Ein Strudel im Cyberspace

Vor einigen Tagen hatte ich Gelegenheit, einen Eindruck vom Leben jener zu erhaschen, die nicht wie ich jeden Film sammeln und ins Regal stellen möchten, sondern sich alles, was sie interessiert, flott und unerlaubterweise auf den PC strömen lassen, um es gleich anschließend wieder zu vergessen.
Ich besuchte einen Freund, der mich großzügig aufforderte, uns etwas für einen gemütlichen Filmabend auszusuchen. Ich überredete ihn zu „Caché“ von Michael Haneke (den ich als Kauf-DVD besitze, aber nicht dabeihatte). „Kommt sofort!“ prahlte mein Freund, und dann hatten wir viel Freude mit „Caché“ auf seinem Laptop – bis zur 48. Minute. Dann ging das Licht aus. Mein Vorführer suchte und fand „Caché“ noch auf vier anderen halbseidenen Portalen, und überall dauerte er 48 Minuten, einmal waren es immerhin 51.
So einigten wir uns schließlich auf einen Ersatzfilm mit dem gleichen Thema (Entfremdung des Pubertierenden von Vater und Mutter): das aktuelle Remake von Stephen Kings „It“, das wir beide noch nicht kannten.
Die Schauspieler waren klasse, vor allem die Kinder.

„It“ unter diesen Umständen zu sehen – in voller (Über-)Länge und viel besserer Auflösung als „Caché“ -, war für mich aus mehreren Gründen erhellend. Zunächst einmal war dies nicht nur der neuere der beiden Filme, er war auch sonst der kommerziell begehrlichere. Dennoch sahen wir ihn (o wundersame Piratenwelt) komplett und ohne Hindernis. „It“ ist außerdem der amerikanischere und der Film mit dem größeren Budget. Seine Pointe ist umso preiswerter: Die Kinder, die von dem Horrorclown Pennywise entführt wurden, schweben in einer Art Trance in einer Grotte herum, bis sie von anderen Kindern befreit werden. Dann kehren sie in den Alltag der amerikanischen Provinz zurück: zu ihren White-Trash-Eltern, die sie mit dumpf-konservativen Vorschriften drangsalieren, im Suff verprügeln oder gleich sexuell missbrauchen.
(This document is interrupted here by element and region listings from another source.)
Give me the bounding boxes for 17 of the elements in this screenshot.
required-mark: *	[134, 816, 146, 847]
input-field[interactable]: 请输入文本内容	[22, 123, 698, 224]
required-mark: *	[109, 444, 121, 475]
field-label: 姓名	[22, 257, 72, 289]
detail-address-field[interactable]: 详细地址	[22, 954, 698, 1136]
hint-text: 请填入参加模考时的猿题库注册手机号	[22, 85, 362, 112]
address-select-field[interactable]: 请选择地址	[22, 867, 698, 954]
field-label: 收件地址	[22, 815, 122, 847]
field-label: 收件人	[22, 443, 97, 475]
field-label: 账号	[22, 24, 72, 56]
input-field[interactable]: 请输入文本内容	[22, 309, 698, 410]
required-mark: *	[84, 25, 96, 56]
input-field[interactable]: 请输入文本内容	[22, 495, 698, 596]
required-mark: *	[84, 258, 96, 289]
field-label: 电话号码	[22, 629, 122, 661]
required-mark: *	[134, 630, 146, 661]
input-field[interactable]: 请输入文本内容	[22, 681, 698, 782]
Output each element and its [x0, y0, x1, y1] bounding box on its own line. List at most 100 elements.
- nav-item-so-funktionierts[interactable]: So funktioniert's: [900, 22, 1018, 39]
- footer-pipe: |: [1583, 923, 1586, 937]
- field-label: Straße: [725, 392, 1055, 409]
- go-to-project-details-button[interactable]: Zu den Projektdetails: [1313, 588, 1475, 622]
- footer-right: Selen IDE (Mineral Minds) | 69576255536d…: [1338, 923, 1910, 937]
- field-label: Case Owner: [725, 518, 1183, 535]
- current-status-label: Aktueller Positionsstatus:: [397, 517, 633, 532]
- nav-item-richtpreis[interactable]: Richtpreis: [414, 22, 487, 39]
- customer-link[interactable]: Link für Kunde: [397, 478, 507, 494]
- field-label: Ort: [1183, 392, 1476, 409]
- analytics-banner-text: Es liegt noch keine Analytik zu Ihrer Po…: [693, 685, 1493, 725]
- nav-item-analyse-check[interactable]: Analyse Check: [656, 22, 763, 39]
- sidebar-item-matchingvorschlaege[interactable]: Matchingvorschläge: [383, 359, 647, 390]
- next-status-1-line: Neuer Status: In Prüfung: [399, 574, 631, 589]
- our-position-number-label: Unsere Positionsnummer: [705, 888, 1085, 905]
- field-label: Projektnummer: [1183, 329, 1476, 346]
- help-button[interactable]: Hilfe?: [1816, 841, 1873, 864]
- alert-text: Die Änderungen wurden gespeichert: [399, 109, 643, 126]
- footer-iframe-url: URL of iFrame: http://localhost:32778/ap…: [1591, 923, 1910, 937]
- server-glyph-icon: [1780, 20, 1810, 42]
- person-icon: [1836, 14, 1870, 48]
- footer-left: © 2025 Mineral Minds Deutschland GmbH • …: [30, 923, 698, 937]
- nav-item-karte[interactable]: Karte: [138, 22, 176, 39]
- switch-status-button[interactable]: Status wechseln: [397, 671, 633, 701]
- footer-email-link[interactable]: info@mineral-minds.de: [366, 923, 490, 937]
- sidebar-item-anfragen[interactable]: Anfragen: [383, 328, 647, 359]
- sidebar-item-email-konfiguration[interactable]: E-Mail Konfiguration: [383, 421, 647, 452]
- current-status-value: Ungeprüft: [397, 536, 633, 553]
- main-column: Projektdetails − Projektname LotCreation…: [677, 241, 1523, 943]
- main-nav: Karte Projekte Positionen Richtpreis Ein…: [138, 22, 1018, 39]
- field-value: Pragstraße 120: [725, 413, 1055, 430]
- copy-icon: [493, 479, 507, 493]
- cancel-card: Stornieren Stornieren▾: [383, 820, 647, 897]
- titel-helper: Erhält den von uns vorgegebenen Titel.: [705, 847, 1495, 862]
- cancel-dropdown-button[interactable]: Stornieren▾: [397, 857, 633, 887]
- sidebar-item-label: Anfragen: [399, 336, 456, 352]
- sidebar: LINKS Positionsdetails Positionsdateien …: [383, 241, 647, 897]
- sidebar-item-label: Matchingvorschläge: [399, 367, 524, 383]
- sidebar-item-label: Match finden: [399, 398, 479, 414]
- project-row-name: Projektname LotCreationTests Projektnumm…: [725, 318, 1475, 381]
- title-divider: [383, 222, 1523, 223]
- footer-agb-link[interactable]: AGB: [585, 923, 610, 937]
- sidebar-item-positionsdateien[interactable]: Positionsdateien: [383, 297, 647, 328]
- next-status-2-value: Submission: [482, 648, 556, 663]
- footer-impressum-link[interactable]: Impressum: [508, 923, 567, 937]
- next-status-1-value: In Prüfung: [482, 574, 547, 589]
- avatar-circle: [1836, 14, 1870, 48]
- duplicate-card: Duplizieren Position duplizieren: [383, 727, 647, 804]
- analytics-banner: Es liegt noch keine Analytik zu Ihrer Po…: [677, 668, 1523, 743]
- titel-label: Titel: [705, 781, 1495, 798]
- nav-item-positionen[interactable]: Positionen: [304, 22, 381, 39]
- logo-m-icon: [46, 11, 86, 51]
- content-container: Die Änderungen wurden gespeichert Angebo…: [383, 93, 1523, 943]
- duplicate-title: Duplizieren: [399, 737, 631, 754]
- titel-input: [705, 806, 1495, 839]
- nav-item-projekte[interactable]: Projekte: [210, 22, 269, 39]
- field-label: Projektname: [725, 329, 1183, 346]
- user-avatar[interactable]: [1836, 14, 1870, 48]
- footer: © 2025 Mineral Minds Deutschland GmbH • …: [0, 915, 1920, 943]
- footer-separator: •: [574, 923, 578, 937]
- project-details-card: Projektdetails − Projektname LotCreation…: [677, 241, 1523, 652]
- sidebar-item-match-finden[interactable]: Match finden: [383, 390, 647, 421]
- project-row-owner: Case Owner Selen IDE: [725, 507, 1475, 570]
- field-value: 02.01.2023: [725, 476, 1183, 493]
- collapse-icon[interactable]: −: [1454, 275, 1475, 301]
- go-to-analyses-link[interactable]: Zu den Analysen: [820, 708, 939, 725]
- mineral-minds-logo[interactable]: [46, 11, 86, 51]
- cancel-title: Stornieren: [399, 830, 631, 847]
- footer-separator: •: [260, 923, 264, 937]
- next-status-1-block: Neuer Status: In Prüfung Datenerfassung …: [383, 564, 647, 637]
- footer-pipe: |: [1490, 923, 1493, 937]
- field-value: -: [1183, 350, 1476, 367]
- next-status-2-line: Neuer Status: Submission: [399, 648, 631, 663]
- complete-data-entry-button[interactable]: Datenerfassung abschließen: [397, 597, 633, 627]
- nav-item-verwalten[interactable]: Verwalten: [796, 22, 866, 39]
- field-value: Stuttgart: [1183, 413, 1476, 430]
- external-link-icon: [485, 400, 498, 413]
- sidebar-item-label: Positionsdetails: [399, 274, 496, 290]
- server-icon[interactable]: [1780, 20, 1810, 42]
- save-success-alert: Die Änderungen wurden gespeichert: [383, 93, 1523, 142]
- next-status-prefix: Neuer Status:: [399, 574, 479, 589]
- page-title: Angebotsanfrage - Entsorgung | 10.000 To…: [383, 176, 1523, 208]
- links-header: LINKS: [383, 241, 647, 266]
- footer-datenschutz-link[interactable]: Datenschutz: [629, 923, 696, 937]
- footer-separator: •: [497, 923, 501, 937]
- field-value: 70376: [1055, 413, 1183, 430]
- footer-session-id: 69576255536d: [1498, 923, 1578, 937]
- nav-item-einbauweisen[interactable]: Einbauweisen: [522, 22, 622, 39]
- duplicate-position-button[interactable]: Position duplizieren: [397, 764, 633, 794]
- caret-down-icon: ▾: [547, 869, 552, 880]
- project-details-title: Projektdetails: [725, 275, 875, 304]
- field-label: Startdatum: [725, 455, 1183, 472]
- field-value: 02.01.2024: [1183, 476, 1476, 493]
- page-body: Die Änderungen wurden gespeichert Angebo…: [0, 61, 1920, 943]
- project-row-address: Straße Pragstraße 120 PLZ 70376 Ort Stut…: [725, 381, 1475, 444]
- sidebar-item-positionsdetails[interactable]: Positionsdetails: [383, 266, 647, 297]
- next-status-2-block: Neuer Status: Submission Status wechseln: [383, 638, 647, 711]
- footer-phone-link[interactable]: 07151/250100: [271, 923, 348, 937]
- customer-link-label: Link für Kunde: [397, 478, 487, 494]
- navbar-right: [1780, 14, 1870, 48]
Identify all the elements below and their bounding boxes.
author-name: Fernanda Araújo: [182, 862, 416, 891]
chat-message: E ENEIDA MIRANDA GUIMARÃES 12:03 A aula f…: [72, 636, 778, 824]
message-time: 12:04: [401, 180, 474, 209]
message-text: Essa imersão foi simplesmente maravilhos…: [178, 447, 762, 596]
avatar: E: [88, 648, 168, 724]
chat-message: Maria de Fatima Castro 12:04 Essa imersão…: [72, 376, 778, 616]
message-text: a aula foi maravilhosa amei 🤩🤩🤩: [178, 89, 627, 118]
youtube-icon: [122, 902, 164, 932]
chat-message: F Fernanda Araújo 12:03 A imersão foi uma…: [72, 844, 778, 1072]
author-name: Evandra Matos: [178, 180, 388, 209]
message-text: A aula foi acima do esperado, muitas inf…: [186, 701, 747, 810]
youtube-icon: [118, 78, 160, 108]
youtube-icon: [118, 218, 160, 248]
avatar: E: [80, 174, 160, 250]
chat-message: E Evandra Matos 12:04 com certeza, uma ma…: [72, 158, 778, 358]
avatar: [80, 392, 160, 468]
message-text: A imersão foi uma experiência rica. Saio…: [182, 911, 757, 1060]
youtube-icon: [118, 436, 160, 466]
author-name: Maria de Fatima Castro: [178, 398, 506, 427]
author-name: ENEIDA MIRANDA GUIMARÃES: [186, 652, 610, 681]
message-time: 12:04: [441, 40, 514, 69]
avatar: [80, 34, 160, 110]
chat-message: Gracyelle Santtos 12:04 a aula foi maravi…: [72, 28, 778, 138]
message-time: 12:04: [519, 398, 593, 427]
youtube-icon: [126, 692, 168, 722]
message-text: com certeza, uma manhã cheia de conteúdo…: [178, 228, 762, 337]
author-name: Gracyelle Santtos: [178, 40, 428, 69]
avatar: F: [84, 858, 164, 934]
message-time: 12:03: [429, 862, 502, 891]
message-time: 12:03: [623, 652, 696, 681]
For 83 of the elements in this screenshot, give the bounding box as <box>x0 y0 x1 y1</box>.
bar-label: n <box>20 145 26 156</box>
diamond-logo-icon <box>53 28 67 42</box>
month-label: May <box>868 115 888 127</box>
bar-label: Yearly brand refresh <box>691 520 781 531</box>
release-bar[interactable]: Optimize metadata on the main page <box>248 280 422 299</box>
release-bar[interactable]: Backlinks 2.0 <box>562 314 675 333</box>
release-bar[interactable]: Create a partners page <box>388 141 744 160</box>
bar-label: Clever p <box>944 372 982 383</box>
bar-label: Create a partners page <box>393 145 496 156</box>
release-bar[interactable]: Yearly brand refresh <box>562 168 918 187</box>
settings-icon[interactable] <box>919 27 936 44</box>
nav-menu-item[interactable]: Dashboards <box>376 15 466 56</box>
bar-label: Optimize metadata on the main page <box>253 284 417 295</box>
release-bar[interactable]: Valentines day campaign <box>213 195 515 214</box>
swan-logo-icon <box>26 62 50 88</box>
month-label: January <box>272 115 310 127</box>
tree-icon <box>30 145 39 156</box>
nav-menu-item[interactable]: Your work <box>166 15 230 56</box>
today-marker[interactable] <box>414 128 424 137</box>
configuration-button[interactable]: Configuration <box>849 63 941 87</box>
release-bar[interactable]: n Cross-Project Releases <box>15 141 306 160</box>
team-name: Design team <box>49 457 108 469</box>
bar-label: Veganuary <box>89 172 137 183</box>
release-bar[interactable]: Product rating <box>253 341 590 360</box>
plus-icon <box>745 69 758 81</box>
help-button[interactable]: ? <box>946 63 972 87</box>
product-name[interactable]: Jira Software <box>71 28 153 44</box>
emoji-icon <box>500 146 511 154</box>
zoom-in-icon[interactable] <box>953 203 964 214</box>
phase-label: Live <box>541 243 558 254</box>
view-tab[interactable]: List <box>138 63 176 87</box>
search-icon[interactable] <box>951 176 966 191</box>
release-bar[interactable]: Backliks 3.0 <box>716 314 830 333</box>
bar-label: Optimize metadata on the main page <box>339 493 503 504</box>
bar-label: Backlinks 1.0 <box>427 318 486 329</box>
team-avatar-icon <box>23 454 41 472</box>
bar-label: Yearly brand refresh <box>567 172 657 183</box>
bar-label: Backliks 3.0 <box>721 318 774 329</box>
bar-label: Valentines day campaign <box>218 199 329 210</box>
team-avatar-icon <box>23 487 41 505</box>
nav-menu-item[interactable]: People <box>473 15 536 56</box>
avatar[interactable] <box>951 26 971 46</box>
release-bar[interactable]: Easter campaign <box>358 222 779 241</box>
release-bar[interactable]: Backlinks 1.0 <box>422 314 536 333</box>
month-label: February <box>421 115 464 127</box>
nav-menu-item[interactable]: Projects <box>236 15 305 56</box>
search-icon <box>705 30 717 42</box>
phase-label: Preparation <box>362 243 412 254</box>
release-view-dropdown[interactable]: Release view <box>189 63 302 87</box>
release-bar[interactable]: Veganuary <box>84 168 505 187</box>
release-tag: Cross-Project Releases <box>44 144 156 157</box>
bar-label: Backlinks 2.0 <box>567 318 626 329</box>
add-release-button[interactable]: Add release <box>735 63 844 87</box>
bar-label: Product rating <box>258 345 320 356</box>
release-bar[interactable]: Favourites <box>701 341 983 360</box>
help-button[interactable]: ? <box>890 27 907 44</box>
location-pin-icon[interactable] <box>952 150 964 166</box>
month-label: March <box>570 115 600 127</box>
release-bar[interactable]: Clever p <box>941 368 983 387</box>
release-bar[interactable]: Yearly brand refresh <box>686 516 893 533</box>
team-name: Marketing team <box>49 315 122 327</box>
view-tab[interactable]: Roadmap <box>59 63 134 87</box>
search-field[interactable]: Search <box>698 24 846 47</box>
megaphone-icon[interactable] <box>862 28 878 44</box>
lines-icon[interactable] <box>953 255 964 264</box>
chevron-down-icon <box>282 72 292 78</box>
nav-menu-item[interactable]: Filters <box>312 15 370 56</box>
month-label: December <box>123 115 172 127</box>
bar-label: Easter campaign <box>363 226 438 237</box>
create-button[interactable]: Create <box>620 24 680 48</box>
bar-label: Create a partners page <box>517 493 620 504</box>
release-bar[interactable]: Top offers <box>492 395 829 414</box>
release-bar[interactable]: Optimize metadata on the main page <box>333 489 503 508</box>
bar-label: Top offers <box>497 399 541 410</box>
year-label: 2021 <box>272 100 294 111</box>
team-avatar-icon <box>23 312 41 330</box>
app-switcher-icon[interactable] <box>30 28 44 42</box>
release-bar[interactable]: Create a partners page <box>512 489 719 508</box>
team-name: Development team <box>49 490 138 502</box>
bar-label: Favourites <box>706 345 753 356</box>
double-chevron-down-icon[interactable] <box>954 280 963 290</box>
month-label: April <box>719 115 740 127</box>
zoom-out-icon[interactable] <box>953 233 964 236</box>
Wer seinem eigenen Elternhaus halbwegs heil entkommt, wird von den verwahrlosten Jungs anderer Leute schikaniert und halb totgeschlagen.

Meine Pointe dieses Abends lautet: Wer Filme lieber gratis im Netz anschaut, als sie sich legal zu organisieren, der wird vom bereitgestellten Angebot dazu getrieben, sich vom Autorenfilm dem Mainstream zuzuwenden – falls er das nicht schon zuvor getan hat.